I really wonder, maybe I was wrong to ask my question here, or the topic isn't interesting, or I need to clarify something. So many people viewed the post and not a single answer? Redirect me, please, to the thread where I could get any practical help if I got the wrong way asking here.

----------


## Charles Darnay

It's an interesting question - and a fair one.

I am a big Jethro Tull fan, but never gave much consideration to Under Wraps as an album or this song. I have also never tried to take the lyrics too literally: while they are brilliant, they are often more random than representative.

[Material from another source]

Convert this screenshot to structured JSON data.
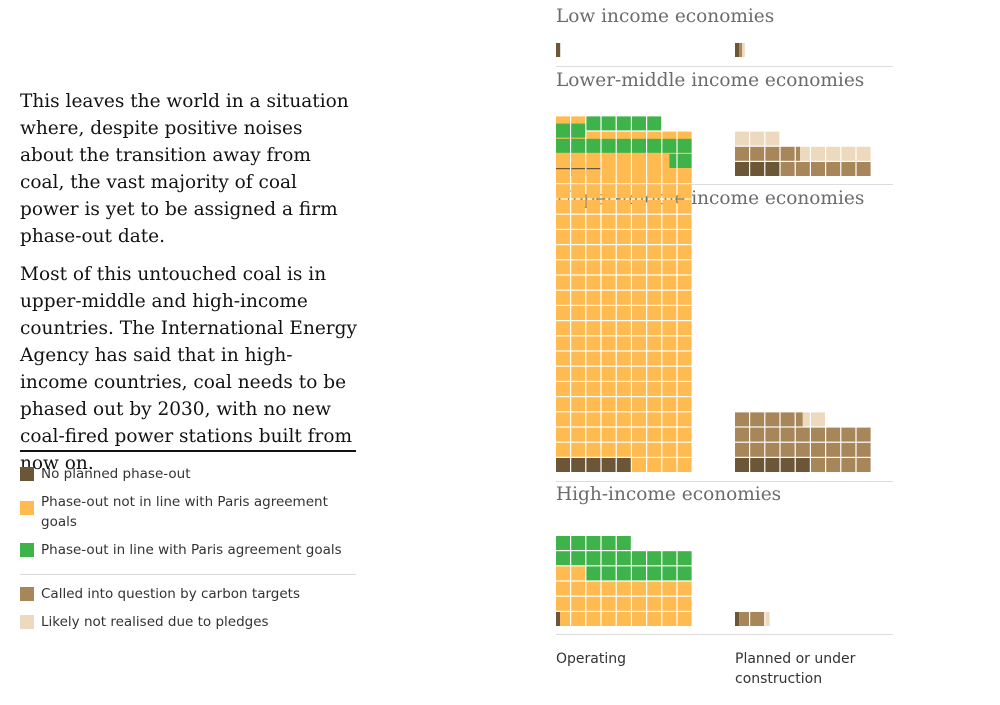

But the idea of hoisting the skull and bones, and sailing off away to a better shore is reflective of Tennyson (_Idylls of the King_) - that might be while he included the reference.

----------


## Sergey Beatoff

Charles Darnay, thank you for the answer.
I like Ian Anderson's lyrics. It's interesting not only to listen to it in the song form but also to read it as a piece of poetry. I agree, one shouldn'd try to take every image literarlly. But being not a native English speaker I'm interested in the origin of poetic images.

----------


## Eiseabhal

There's a half-hearted allusion to Ulysses probably in the reference to the old man and his crew. But really the lyrics are a random jumble of nonsense like most posturing pop. Gawd the bugger used to stand on one leg dressed like a tramp and tootle on a flute. Later he became a successful business man in Easter Ross

----------